Most of the current benchmarks being run on Intel’s many-integrated core (MIC) technology exercise it on scientific or engineering algorithms. But the massively parallelXeon Phi co-processor is also a shoo-in for financial predictions, according to new benchmarks recently published by Xcelerit Computing Ltd. (Dublin, Ireland).
Xcelerit ran its financial benchmark on a Xeon Phi 5110P coprocessor installed in a HP ProLiant SL250 server housing twin Xeon E5-2670 main processors with 8 cores each. As such the comparison was between the 16 Xeon E5 cores running at 2.5-GHz compared to the 60 Xeon Phi cores running at just over 1-GHz.
How They Benchmarked
The benchmark used was the Monte-Carlo LIBOR Swaption Portfolio Pricing algorithm. The Monte-Carlo aspect rolls-the-dice with a random number generator that simulates possible future swaption paths. The London Interbank Offered Rate (LIBOR) is the short term interest rate charged when banks borrow from other banks around the world to cover end-of-day shortfalls in on-hand cash.
A swaption is a financial option that grants its owner the right, but not the obligation, to enter into an interest rate swap. Two types of swaptions exist: a payer-swaption that gives its owner the right to swap a fixed rate for a floating rate; whereas a receiver-swaption gives the owners the right to swap a floating rate for a fixed rate.
Like a chess-playing algorithm that looks ahead to all possible moves, the Monte-Carlo LIBOR Swaption Portfolio Pricing algorithm looks ahead to all possible swaption portfolios and their associated payoffs and sensitivity to floating interest rate changes.
The Intel Xeon Phi co-processor (red and blue) ran up to three-times faster than the traditional Xeon E5s (black) for parallel processing paths over 128k, offering up to three-times the performance for parallel paths as high as 1024k. SOURCE: Xcelerit
For the comparison, both executables were also run on the twin octal-core Xeon E5s. The results (see graph) shows that the 60 slower Xeon Phi cores outperformed the 16 faster Xeon E5 cores for parallel processing paths exceeding 128k (131,072).

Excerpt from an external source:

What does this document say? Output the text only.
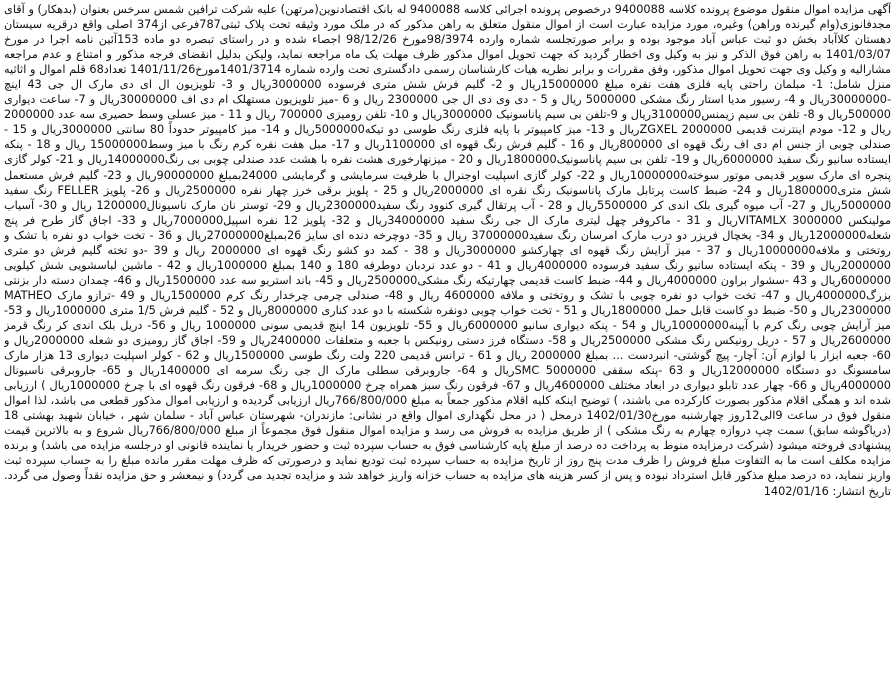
آگهی مزایده اموال منقول موضوع پرونده کلاسه 9400088 درخصوص پرونده اجرائی کلاسه 9400088 له بانک اقتصادنوین(مرتهن) علیه شرکت ترافین شمس سرخس بعنوان (بدهکار) و آقای مجدفانوزی(وام گیرنده وراهن) وغیره، مورد مزایده عبارت است از اموال منقول متعلق به راهن مذکور که در ملک مورد وثیقه تحت پلاک ثبتی787فرعی از374 اصلی واقع درقریه سیستان دهستان کلاآباد بخش دو ثبت عباس آباد موجود بوده و برابر صورتجلسه شماره وارده 98/3974مورخ 98/12/26 اجصاء شده و در راستای تبصره دو ماده 153آئین نامه اجرا در مورخ 1401/03/07 به راهن فوق الذکر و نیز به وکیل وی اخطار گردید که جهت تحویل اموال مذکور ظرف مهلت یک ماه مراجعه نماید، ولیکن بدلیل انقضای فرجه مذکور و امتناع و عدم مراجعه مشارالیه و وکیل وی جهت تحویل اموال مذکور، وفق مقررات و برابر نظریه هیات کارشناسان رسمی دادگستری تحت وارده شماره 1401/3714مورخ1401/11/26 تعداد68 قلم اموال و اثاثیه منزل شامل: 1- مبلمان راحتی پایه فلزی هفت نفره مبلغ 15000000ریال و 2- گلیم فرش شش متری فرسوده 3000000ریال و 3- تلویزیون ال ای دی مارک ال جی 43 اینچ -30000000ریال و 4- رسیور مدیا استار رنگ مشکی 5000000 ریال و 5 - دی وی دی ال جی 2300000 ریال و 6 -میز تلویزیون مستهلک ام دی اف 30000000ریال و 7- ساعت دیواری 500000ریال و 8- تلفن بی سیم زیمنس3100000ریال و 9-تلفن بی سیم پاناسونیک 3000000ریال و 10- تلفن رومیزی 700000 ریال و 11 - میز عسلی وسط حصیری سه عدد 2000000 ریال و 12- مودم اینترنت قدیمی ZGXEL 2000000ریال و 13- میز کامپیوتر با پایه فلزی رنگ طوسی دو تیکه5000000ریال و 14- میز کامپیوتر حدوداً 80 سانتی 3000000ریال و 15 - صندلی چوبی از جنس ام دی اف رنگ قهوه ای 800000ریال و 16 - گلیم فرش رنگ قهوه ای 1100000ریال و 17- مبل هفت نفره کرم رنگ با میز وسط15000000 ریال و 18 - پنکه ایستاده سانیو رنگ سفید 6000000ریال و 19- تلفن بی سیم پاناسونیک1800000ریال و 20 - میزنهارخوری هشت نفره با هشت عدد صندلی چوبی بی رنگ14000000ریال و 21- کولر گازی پنجره ای مارک سوپر قدیمی موتور سوخته10000000ریال و 22- کولر گازی اسپلیت اوجنرال با ظرفیت سرمایشی و گرمایشی 24000بمبلغ 90000000ریال و 23- گلیم فرش مستعمل شش متری1800000ریال و 24- ضبط کاست پرتابل مارک پاناسونیک رنگ نقره ای 2000000ریال و 25 - پلویز برقی خرز چهار نفره 2500000ریال و 26- پلویز FELLER رنگ سفید 5000000ریال و 27- آب میوه گیری بلک اندی کر 5500000ریال و 28 - آب پرتقال گیری کنوود رنگ سفید2300000ریال و 29- توستر نان مارک ناسیونال1200000 ریال و 30- آسیاب مولینکس VITAMLX 3000000ریال و 31 - ماکروفر چهل لیتری مارک ال جی رنگ سفید 34000000ریال و 32- پلویز 12 نفره اسپیل7000000ریال و 33- اجاق گاز طرح فر پنج شعله12000000ریال و 34- یخچال فریزر دو درب مارک امرسان رنگ سفید37000000 ریال و 35- دوچرخه دنده ای سایز 26بمبلغ27000000ریال و 36 - تخت خواب دو نفره با تشک و روتختی و ملافه10000000ریال و 37 - میز آرایش رنگ قهوه ای چهارکشو 3000000ریال و 38 - کمد دو کشو رنگ قهوه ای 2000000 ریال و 39 -دو تخته گلیم فرش دو متری 2000000ریال و 39 - پنکه ایستاده سانیو رنگ سفید فرسوده 4000000ریال و 41 - دو عدد نردبان دوطرفه 180 و 140 بمبلغ 1000000ریال و 42 - ماشین لباسشویی شش کیلویی 6000000ریال و 43 -سشوار براون 4000000ریال و 44- ضبط کاست قدیمی چهارتیکه رنگ مشکی2500000ریال و 45- باند استریو سه عدد 1500000ریال و 46- چمدان دسته دار بزنتی بزرگ4000000ریال و 47- تخت خواب دو نفره چوبی با تشک و روتختی و ملافه 4600000 ریال و 48- صندلی چرمی چرخدار رنگ کرم 1500000ریال و 49 -ترازو مارک MATHEO 2300000ریال و 50- ضبط دو کاست قابل حمل 1800000ریال و 51 - تخت خواب چوبی دونفره شکسته با دو عدد کناری 8000000ریال و 52 - گلیم فرش 1/5 متری 1000000ریال و 53-میز آرایش چوبی رنگ کرم با آیینه10000000ریال و 54 - پنکه دیواری سانیو 6000000ریال و 55- تلویزیون 14 اینچ قدیمی سونی 1000000 ریال و 56- دریل بلک اندی کر رنگ قرمز 2600000ریال و 57 - دریل رونیکس رنگ مشکی 2500000ریال و 58- دستگاه فرز دستی رونیکس با جعبه و متعلقات 2400000ریال و 59- اجاق گاز رومیزی دو شعله 2000000ریال و 60- جعبه ابزار با لوازم آن: آچار- پیچ گوشتی- انبردست ... بمبلغ 2000000 ریال و 61 - ترانس قدیمی 220 ولت رنگ طوسی 1500000ریال و 62 - کولر اسپلیت دیواری 13 هزار مارک سامسونگ دو دستگاه 12000000ریال و 63 -پنکه سقفی SMC 5000000ریال و 64- جاروبرقی سطلی مارک ال جی رنگ سرمه ای 1400000ریال و 65- جاروبرقی ناسیونال 4000000ریال و 66- چهار عدد تابلو دیواری در ابعاد مختلف 4600000ریال و 67- فرقون رنگ سبز همراه چرخ 1000000ریال و 68- فرقون رنگ قهوه ای با چرخ 1000000ریال ) ارزیابی شده اند و همگی اقلام مذکور بصورت کارکرده می باشند، ) توضیح اینکه کلیه اقلام مذکور جمعاً به مبلغ 766/800/000ریال ارزیابی گردیده و ارزیابی اموال مذکور قطعی می باشد، لذا اموال منقول فوق در ساعت 9الی12روز چهارشنبه مورخ1402/01/30 درمحل ( در محل نگهداری اموال واقع در نشانی: مازندران- شهرستان عباس آباد - سلمان شهر ، خیابان شهید بهشتی 18 (دریاگوشه سابق) سمت چپ دروازه چهارم به رنگ مشکی ) از طریق مزایده به فروش می رسد و مزایده اموال منقول فوق مجموعاً از مبلغ 766/800/000ریال شروع و به بالاترین قیمت پیشنهادی فروخته میشود (شرکت درمزایده منوط به پرداخت ده درصد از مبلغ پایه کارشناسی فوق به حساب سپرده ثبت و حضور خریدار یا نماینده قانونی او درجلسه مزایده می باشد) و برنده مزایده مکلف است ما به التفاوت مبلغ فروش را ظرف مدت پنج روز از تاریخ مزایده به حساب سپرده ثبت تودیع نماید و درصورتی که ظرف مهلت مقرر مانده مبلغ را به حساب سپرده ثبت واریز ننماید، ده درصد مبلغ مذکور قابل استرداد نبوده و پس از کسر هزینه های مزایده به حساب خزانه واریز خواهد شد و مزایده تجدید می گردد) و نیمعشر و حق مزایده نقداً وصول می گردد. تاریخ انتشار: 1402/01/16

For just a few paths, say 32k (32,768), the slower clock speed of the Xeon Phi cores resulted in performance three-times slower than the faster-clock-speed twin octal-core Xeon E5s.
And for maxed out simulations comparing as many as 1024K (1,048,576) paths, the massively parallel 60-core Xeon Phi ran almost three times faster than the Xeon E5s. Also of note is that the gap widened further when double-precision calculations were compared.